Viruses. Bacteria. As humans, we’re crawling with them. In fact, bacteria compose about 1-2% of your body mass. (National Institutes of Health, 2012) HIV, hepatitis, chlamydia, herpes, gonorrhea. E. Coli. Ebola. The common cold. These are all part of the human condition. Though both are members of the same virus family, we have parties for chicken pox, but not genital herpes.
Having sex is a basic human biological function. So it goes: everybody eats, so everybody poops. While it’s true sex has meaning and form unrelated to its function for the species, fundamentally, the fact remains we are sexual creatures. Doing the nasty is hard wired. For some of us, harder than others.
As such, getting chlamydia shouldn’t be any more shaming than eating the chicken salad that had sat out too long at the Fourth of July picnic. In some circles though, eating at Jack-in-the-Box on a Saturday night might get you judged more harshly than a random hook-up. Wear your helmet, people.
I’ve had tens of thousands of conversations with patients about innumerable diagnoses over my years as a practicing Ob/Gyn. Without exaggeration, patients are much more likely to lose composure over a diagnosis of genital herpes than cancer. The stigma attached to herpes often devastates women psychologically. It is a threat to self-esteem, self-worth, and ability to experience intimacy.
The physical aspects of genital herpes vary; the virus certainly has the potential to cause some very real suffering. A primary infection can mimic the ‘flu’, with fevers, body aches. However, primary infections can pass unawares. Recurrences tend to be infrequent, with effective preventative treatment available.

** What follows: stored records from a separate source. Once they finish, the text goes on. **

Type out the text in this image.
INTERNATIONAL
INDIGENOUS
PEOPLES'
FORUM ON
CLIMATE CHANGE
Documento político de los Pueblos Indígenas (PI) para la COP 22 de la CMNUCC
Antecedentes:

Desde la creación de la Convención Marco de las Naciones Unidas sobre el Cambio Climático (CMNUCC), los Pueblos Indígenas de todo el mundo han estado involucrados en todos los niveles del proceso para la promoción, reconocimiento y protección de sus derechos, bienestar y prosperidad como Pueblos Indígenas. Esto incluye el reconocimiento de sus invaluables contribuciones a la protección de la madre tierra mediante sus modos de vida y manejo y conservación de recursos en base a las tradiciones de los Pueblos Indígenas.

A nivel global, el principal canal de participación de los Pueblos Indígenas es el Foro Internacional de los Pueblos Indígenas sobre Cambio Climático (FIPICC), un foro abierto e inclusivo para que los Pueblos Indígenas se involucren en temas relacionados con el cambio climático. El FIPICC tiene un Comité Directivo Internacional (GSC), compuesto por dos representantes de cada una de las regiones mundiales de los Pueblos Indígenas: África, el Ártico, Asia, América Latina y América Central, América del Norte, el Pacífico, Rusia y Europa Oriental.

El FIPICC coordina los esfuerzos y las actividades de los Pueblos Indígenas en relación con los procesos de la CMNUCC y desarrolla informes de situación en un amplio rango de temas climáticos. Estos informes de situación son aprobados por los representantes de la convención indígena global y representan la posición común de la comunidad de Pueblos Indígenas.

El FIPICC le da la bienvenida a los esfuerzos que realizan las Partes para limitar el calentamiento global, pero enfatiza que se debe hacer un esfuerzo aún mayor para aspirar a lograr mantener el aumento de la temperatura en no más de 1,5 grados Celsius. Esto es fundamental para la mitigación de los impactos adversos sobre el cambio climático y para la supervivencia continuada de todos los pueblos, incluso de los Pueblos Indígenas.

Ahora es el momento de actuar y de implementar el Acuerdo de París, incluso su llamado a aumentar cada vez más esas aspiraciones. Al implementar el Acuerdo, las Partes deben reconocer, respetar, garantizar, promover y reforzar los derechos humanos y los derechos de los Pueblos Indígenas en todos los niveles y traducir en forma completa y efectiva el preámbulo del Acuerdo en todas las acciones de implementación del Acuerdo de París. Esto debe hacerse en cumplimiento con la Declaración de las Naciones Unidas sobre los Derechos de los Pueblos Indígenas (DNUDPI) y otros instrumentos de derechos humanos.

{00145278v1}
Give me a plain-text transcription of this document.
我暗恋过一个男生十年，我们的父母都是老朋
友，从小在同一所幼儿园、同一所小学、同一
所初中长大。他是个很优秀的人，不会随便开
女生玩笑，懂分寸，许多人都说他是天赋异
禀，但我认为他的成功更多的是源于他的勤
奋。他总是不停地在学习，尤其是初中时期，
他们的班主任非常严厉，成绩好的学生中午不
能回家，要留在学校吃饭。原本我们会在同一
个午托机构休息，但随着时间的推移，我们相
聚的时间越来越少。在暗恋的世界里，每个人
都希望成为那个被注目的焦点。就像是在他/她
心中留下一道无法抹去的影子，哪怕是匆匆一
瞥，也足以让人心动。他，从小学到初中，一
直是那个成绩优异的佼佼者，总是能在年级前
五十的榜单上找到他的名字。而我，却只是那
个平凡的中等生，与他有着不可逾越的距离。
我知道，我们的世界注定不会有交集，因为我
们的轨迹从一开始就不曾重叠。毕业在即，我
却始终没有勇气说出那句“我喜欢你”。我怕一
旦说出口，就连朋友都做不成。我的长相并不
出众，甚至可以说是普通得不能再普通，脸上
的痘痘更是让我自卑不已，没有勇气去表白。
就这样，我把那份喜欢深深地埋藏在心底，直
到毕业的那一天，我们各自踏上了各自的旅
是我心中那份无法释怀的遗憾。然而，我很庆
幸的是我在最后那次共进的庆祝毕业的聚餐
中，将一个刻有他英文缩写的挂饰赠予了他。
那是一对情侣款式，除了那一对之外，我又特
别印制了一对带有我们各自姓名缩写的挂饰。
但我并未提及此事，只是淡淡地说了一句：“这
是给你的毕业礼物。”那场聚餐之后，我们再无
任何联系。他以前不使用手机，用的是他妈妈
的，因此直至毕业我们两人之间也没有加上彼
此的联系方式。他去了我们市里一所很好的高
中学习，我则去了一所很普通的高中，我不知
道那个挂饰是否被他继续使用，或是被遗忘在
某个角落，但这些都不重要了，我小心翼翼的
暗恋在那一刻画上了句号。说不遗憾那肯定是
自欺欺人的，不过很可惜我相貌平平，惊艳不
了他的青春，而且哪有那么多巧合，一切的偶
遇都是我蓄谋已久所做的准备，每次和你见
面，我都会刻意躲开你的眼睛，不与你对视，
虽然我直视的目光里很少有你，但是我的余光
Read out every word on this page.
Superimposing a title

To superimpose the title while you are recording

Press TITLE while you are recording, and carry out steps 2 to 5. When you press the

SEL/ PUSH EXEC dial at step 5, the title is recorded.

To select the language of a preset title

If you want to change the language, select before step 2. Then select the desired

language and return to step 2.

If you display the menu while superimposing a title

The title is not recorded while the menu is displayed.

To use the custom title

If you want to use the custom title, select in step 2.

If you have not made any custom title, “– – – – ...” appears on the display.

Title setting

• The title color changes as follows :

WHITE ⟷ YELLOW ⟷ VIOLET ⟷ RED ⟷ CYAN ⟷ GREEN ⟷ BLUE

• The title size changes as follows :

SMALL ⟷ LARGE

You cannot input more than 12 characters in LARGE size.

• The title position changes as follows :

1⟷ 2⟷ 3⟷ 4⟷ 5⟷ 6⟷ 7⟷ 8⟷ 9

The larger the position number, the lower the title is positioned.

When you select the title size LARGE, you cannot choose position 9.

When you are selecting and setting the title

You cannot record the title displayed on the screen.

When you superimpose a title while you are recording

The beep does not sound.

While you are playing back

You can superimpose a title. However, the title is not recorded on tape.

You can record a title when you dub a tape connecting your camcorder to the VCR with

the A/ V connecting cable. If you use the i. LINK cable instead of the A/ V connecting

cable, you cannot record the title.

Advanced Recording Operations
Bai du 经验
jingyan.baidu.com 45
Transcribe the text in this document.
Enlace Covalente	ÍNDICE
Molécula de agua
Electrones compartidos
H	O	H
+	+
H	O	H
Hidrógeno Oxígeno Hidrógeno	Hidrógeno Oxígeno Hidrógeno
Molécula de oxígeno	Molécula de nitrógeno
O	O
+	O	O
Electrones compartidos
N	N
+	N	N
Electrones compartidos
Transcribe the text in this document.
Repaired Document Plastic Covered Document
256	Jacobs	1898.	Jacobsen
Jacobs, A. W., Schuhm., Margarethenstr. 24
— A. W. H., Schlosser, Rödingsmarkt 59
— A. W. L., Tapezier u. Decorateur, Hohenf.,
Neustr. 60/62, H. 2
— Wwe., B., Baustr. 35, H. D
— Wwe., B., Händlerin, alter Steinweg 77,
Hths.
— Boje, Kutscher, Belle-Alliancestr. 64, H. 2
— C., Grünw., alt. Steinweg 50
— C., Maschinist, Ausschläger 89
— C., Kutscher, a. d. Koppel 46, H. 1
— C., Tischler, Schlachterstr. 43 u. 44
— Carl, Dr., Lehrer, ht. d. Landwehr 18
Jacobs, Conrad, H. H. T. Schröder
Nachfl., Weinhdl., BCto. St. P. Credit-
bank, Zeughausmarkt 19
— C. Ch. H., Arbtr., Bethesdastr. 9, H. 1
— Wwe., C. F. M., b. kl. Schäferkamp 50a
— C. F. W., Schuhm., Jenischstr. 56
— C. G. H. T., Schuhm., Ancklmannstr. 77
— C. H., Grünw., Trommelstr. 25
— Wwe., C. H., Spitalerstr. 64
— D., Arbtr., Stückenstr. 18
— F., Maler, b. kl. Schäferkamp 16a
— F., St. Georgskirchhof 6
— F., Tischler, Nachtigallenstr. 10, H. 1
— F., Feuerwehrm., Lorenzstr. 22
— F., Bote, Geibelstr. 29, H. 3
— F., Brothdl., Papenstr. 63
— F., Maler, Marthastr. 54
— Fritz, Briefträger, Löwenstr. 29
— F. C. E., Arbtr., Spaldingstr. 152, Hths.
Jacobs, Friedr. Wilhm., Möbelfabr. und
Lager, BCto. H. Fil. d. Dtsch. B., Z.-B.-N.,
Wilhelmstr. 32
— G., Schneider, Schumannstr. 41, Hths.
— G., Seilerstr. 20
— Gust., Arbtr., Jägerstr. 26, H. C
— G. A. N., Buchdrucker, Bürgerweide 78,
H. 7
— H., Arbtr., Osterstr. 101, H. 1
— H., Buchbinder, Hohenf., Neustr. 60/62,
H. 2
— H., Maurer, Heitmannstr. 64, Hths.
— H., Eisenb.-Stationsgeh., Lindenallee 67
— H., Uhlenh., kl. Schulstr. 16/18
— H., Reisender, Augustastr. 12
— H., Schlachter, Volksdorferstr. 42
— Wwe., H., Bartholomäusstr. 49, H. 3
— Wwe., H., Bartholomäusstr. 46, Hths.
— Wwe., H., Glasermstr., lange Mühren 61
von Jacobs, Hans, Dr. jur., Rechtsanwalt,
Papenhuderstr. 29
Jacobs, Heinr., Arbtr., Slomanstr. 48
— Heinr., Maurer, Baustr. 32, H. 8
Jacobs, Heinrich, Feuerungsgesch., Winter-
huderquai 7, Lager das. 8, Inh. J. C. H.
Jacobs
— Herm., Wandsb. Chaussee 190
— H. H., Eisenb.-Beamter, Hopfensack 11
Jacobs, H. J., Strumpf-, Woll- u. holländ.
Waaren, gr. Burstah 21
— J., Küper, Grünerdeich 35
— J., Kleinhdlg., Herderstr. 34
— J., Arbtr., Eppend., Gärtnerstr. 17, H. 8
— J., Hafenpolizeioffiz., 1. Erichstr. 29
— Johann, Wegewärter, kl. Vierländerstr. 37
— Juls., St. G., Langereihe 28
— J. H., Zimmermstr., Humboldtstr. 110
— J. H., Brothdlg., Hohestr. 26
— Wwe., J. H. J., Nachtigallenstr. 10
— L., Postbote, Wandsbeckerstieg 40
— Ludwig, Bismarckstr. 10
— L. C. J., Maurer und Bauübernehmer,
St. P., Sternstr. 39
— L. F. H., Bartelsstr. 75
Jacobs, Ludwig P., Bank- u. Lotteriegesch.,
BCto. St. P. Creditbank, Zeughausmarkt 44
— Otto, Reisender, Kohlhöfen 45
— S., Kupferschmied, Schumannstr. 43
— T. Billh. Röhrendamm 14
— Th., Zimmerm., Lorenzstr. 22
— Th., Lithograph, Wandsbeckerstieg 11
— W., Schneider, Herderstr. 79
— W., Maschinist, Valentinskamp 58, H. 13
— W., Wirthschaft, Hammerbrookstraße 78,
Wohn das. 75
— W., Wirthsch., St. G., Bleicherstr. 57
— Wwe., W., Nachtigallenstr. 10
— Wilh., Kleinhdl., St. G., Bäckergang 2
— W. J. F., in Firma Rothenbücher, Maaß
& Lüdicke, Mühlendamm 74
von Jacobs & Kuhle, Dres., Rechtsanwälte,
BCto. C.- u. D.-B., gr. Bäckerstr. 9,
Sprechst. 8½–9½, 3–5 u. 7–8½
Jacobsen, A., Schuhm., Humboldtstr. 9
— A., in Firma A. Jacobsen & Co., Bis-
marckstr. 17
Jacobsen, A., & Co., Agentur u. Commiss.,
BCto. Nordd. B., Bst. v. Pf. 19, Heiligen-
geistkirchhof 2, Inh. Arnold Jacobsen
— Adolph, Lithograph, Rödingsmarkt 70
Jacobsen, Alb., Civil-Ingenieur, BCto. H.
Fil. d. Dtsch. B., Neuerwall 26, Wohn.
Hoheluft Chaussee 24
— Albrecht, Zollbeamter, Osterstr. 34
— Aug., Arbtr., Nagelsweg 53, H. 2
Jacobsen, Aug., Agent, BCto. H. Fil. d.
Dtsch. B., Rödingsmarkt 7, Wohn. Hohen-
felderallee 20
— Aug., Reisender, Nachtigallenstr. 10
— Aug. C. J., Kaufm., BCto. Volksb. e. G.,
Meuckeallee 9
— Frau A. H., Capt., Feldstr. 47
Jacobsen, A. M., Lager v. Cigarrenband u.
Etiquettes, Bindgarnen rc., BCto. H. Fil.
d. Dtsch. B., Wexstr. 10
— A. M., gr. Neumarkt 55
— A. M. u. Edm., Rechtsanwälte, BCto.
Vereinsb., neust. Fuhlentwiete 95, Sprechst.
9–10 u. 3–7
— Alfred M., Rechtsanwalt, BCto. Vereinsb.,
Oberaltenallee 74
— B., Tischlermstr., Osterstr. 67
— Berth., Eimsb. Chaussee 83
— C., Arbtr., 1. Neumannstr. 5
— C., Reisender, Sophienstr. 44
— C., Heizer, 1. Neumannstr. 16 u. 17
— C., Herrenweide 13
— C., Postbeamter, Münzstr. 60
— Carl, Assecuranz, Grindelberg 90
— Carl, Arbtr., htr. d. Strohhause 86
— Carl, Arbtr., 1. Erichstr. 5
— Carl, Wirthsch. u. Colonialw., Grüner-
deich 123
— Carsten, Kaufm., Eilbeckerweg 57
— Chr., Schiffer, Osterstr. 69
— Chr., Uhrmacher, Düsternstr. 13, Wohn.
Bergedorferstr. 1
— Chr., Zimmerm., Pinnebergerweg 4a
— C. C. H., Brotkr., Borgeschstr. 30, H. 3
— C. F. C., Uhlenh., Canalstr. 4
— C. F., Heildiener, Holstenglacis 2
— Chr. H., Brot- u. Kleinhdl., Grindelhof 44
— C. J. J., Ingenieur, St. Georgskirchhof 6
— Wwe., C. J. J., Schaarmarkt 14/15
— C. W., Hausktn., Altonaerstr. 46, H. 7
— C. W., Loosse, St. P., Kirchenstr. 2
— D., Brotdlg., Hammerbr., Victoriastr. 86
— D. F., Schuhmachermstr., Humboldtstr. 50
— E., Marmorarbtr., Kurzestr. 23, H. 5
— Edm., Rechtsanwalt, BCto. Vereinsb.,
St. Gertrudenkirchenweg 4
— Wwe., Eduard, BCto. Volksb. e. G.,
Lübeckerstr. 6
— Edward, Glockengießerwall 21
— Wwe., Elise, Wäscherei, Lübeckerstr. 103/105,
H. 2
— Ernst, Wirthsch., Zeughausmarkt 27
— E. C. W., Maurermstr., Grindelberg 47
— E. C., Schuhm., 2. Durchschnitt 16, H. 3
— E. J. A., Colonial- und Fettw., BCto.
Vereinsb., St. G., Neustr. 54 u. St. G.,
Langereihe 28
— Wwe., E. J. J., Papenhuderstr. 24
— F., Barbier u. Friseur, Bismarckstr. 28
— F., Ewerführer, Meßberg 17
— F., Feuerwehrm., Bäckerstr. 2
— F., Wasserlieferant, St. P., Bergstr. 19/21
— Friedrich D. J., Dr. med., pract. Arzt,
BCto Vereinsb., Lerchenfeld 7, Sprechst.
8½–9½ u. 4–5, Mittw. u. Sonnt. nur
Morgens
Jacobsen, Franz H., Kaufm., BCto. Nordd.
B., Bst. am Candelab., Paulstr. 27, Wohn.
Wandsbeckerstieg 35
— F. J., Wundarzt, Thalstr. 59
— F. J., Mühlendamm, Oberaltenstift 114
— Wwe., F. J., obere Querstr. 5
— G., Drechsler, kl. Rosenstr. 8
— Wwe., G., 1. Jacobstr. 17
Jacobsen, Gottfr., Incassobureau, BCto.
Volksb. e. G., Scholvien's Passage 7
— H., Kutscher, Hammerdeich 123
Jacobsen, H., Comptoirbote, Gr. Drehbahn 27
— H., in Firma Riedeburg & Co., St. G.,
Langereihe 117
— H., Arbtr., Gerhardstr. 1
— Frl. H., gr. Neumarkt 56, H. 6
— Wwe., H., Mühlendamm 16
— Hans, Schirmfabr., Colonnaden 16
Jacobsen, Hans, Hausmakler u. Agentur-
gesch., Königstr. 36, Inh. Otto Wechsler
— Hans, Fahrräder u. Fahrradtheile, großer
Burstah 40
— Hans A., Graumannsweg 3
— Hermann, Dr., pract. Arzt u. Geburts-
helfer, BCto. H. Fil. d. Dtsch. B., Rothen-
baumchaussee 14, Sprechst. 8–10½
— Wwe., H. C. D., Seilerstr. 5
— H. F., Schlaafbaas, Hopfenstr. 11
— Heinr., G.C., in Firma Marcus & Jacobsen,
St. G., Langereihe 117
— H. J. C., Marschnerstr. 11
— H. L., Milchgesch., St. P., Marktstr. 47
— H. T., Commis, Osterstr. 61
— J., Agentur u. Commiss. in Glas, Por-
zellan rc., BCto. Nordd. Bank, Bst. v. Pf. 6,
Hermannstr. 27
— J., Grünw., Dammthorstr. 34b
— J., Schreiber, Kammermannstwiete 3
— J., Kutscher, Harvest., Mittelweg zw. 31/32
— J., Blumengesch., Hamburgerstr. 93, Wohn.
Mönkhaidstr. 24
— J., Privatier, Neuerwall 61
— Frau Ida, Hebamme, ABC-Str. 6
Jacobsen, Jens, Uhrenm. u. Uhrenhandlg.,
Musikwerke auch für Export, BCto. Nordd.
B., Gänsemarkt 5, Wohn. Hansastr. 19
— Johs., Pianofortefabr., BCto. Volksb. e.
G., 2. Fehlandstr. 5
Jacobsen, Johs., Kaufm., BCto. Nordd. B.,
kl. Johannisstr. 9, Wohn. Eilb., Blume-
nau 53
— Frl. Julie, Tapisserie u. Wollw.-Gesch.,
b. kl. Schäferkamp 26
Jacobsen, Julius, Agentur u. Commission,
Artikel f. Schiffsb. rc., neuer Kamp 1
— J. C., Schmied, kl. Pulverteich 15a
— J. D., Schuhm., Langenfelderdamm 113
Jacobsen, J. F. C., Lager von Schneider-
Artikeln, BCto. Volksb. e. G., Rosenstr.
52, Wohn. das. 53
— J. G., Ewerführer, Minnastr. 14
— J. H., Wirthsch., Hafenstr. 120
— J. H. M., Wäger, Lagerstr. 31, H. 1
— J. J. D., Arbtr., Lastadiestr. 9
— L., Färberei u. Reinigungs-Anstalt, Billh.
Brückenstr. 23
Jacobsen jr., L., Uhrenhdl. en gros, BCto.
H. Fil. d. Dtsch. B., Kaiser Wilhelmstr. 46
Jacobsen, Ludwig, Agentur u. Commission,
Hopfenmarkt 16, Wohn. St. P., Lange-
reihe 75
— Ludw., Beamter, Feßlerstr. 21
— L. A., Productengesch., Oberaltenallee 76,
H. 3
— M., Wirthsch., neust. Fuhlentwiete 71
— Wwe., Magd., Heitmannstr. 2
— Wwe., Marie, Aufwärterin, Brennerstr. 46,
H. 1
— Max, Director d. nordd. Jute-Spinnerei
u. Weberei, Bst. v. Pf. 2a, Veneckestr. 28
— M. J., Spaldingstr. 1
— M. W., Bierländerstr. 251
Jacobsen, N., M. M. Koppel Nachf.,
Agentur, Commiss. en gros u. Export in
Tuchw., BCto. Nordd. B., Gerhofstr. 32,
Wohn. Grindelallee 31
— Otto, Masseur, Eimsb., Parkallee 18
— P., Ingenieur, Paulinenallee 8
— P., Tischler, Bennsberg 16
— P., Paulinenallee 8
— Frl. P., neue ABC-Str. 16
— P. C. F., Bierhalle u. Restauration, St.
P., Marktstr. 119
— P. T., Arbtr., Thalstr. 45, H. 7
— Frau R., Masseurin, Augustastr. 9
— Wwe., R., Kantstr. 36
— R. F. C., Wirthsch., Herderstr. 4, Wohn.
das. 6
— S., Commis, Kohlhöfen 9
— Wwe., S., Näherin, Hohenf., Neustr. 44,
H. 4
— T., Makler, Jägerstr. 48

Herpes is unique in that the stigma of disease may truly be the worst feature of the illness. Unlike HIV or hepatitis, which are also stigmatized, herpes is not deadly. What the person fears when she receives the diagnosis is not the itching and burning. It’s the idea that the virus makes you untouchable, undesirable, unlovable.
Every last member of the human race has something about ourselves we have a hard time accepting, be it love handles, butt acne, a Fabrege egg addiction, you name it. Most of what makes us uncomfortable with ourselves signifies a weakness, something that makes us ‘less than’. Most of what we allow ourselves to be shamed by we could also do something about given sufficient will and resources. Not so with herpes. It becomes an undeniable fact of who you are.
So what can we learn, where’s the ‘gift’? The person living with herpes, or HIV or whatever the demonized form of cooties du jour, must reconcile two undeniable facts. The first undeniable fact is that as a human being, we are all worthy of love (some of us are easier to love than others, but that’s another blog). No exceptions. The second fact, of having a chronic STD, cuts to the core of our ability to be vulnerable, to be at peace with our essential okay-ness. If you can get your head around the concept that both things are true and exist in the same person, you’ve got a big jump start on self-love.